Lucifer was silent for a long stretch of time. “How?”

“Your guess is as good as mine. Is it too much to ask for all my nemeses to take a permanent dirt nap for once?” Another migraine threatened to surface, and I massaged my temple. “I had a feeling I was being shadowed by someone last weekend. Thought I was being paranoid. Malphas knew about Faith, even before he met her. There must be rumors in Underworld of her soul being spared.”

“Shadow her with more of our Fallen.”

“Already on it.” On cue, four dark forms made themselves known on Faith’s roof. They perched on each corner of the house, monitoring their surroundings.

“Malphas’s underlings nearly took her away from me.” There was roaring in my ears at the memory, and my talons itched to be free.

Another small wave of hunger overtook me, and this time I smashed a frustrated palm into my throbbing temple. “One of his newborns marked her. I had to suck the venom out, so she didn’t turn. She clocked a demon in the nose, if you can imagine it.”

“She was able to see the demons even before they died,” Lucifer noted.

“Yes, although she hasn’t seen through any of my illusions yet. I wouldn’t put that ability past her either though. Her soul is transforming.” I ran a hand absently over my jaw. “I put up a nasty ward around her house and charmed her backpack. If anything supernatural tries to weasel its way into her home, or steps within an acre of that backpack, I’ll be notified.”

The other line went quiet again.

“Sounds like you’re going all out, kid.”

I tried to ignore the usual mocking kid moniker but failed this time. “Of course, I am.

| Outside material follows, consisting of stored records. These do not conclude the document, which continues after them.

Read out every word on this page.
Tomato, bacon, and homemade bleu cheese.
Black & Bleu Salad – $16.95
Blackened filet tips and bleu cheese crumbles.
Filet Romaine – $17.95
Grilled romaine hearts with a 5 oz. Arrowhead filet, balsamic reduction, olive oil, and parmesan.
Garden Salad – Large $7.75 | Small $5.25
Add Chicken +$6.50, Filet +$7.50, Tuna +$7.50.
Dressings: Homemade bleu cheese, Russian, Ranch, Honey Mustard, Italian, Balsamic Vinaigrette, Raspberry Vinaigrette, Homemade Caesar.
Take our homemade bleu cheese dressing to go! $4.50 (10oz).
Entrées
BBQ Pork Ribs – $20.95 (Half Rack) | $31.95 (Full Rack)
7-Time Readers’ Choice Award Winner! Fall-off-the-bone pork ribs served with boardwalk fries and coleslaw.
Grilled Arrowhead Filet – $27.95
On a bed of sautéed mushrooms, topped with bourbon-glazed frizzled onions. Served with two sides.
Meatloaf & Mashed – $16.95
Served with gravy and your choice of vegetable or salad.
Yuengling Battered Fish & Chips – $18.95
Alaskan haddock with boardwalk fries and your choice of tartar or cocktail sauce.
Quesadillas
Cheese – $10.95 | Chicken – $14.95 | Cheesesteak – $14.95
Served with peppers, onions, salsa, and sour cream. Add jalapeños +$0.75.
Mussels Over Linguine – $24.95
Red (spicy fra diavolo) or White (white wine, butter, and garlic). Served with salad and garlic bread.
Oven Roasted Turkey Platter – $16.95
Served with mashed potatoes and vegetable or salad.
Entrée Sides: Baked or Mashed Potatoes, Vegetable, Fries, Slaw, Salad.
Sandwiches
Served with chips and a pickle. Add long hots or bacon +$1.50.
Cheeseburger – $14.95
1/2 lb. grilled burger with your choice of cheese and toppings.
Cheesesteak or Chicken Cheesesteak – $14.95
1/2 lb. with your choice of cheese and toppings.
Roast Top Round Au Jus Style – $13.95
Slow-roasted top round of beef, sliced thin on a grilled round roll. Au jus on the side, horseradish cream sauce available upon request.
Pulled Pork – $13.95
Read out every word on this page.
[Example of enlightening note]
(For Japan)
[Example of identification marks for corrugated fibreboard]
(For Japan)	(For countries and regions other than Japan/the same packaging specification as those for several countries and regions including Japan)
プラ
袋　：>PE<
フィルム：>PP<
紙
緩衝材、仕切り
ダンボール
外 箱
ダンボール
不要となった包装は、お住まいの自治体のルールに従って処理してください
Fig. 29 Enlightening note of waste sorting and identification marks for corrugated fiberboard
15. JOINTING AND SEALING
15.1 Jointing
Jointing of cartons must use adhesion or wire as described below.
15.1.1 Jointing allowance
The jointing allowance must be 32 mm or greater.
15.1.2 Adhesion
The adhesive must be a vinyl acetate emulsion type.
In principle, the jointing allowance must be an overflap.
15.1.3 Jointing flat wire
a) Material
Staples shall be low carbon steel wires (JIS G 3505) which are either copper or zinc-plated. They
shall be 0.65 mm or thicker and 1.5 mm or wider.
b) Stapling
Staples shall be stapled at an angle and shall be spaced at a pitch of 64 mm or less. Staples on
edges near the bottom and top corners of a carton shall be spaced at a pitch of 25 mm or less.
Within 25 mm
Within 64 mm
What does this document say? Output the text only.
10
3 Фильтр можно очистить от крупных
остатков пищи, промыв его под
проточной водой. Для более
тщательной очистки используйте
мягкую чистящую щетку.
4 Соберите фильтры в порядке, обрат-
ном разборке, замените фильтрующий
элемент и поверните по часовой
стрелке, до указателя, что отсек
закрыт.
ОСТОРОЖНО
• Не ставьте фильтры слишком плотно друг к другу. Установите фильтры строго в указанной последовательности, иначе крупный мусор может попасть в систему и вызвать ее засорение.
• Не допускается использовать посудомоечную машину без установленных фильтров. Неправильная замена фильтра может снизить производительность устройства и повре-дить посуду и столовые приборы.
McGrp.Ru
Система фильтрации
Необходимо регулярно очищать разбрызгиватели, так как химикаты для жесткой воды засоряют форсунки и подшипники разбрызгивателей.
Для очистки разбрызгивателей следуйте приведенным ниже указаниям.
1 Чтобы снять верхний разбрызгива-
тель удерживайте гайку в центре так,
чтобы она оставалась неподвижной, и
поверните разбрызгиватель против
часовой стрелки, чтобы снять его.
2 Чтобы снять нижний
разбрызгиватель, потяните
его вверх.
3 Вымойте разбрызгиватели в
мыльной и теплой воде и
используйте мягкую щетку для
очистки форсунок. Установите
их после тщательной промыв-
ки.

The girl was almost taken.”

He didn’t press further. “We’re running out of time, Death.

You’re running out of time. My patience runs thin. Hurt her, torture her into complacency. Whatever it takes, get the job done.”

“You said you didn’t want me to harm her.” I couldn’t believe I was defending her safety.

“You have had plenty of opportunities to do this the humane way,” Lucifer said. “Do not disappoint me, or you’re grounded.”

“What?”

“That’s right, I’ll ground you. Like a child. I’ll take away your ability to fly.”

I scratched at my stubble. “You can do that?”

He hung up.

Fuck. If Malphas somehow got his hands on Faith before Hell did, she was as good as dead. I knew what he was capable of more than anyone. But the thought of physically harming Faith or her family to get what I wanted was a line I felt conflicted about crossing.

Hunger clawed at my gut and the monster freed another menacing growl from my throat.

There had to be another way.

I could try being nice to her.

Pass. I would rather gouge my own eyes out than resort to pleasantries.

Standing on the curb, I sorted through my limited options, when the perfect idea suddenly hit me. A slow, wicked grin framed my mouth. “Bingo.”

I signaled to the Fallen on the roof of Faith’s house. They bowed their heads in unison. She was safe, for now, so it was time to sate my never-ending craving.

As I stepped into the road, I flexed my arms outward and enormous wings unfurled from my back. I cast one last look at her bedroom window before launching into the night.